Leonidas Drossis belonged to the first generation of modern Greek sculptors who studied at the Athens School of Arts and were shaped in the spirit of neoclassicism that was brought to Greece by the German sculptor Christian Siegel. Broadening his education at the Munich Academy under Max Widnmann and with trips to Paris, London, Dresden, Vienna and Rome, where he opened a workshop, he would prove to be the most important representative of Greek neoclassicism.
During his residence in Munich, Drossis became acquainted with the founder of the Academy of Athens, Baron Simon Sinas. In 1860 Sinas decided to offer him the commission for the construction of the four pediments on the Academy as well as all the sculptural decoration of the building later on. In the end, Drossis did only the central pediment, whose theme was the “Birth of Athena”. During that same year he presented the model at the Olympia exhibition along with two earlier models, winning the gold medal.

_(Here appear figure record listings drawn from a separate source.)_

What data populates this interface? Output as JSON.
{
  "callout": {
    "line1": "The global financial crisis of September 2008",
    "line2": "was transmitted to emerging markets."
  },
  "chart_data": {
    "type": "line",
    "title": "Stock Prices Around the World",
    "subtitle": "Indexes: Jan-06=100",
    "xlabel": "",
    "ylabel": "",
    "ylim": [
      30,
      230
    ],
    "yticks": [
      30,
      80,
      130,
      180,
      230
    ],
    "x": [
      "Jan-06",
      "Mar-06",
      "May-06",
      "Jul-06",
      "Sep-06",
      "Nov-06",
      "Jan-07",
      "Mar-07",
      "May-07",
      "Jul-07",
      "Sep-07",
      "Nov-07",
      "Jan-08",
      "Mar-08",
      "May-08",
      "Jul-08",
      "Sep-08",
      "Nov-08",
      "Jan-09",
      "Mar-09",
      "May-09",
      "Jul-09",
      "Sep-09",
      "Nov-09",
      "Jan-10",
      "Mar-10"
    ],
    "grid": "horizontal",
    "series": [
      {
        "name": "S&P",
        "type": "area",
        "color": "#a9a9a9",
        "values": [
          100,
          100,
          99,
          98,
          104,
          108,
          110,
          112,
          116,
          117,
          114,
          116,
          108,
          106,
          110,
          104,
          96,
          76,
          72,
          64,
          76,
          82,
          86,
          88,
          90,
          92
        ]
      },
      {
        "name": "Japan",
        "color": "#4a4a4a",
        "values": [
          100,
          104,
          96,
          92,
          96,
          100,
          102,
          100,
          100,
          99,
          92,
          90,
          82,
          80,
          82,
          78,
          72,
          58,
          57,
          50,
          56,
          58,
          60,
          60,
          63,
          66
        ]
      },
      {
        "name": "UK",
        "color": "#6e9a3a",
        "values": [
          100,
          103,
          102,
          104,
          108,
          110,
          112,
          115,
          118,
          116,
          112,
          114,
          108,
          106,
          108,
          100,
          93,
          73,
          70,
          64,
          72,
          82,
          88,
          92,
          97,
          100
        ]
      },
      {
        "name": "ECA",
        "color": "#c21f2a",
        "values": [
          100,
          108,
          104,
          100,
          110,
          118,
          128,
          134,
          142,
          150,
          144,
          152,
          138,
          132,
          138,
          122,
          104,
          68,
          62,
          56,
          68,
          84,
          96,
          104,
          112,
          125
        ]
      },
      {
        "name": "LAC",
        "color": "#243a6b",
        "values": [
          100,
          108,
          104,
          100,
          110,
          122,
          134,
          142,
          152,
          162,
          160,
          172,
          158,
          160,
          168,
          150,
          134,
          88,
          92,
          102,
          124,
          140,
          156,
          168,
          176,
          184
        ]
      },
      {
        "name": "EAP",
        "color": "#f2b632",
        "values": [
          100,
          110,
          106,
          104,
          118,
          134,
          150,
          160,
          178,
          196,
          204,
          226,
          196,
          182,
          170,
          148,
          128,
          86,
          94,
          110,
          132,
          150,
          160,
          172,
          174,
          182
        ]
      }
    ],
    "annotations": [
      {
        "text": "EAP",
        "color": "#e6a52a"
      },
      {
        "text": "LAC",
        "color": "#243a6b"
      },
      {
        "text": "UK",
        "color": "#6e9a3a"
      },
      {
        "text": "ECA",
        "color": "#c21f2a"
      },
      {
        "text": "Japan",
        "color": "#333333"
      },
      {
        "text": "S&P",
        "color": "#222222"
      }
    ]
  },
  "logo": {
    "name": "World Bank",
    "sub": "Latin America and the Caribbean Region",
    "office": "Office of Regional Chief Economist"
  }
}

The seated figure of Zeus commands the center of the composition, framed by Athena and Hephaestus, while a little further on Hera observes everything jealously and at the same time Iris is ready to make her joyful announcement of the birth. The remaining groups are connected with the central composition and the ends are closed off with the figures of the rising sun and the falling night. The composition is done in complete agreement with the spirit of neoclassicism and, just as the rest of the decoration of the Academy, serves as a symbol of Greece reborn, while the sculpture itself constitutes an indissoluble part of the architecture done in agreement with ancient prototypes.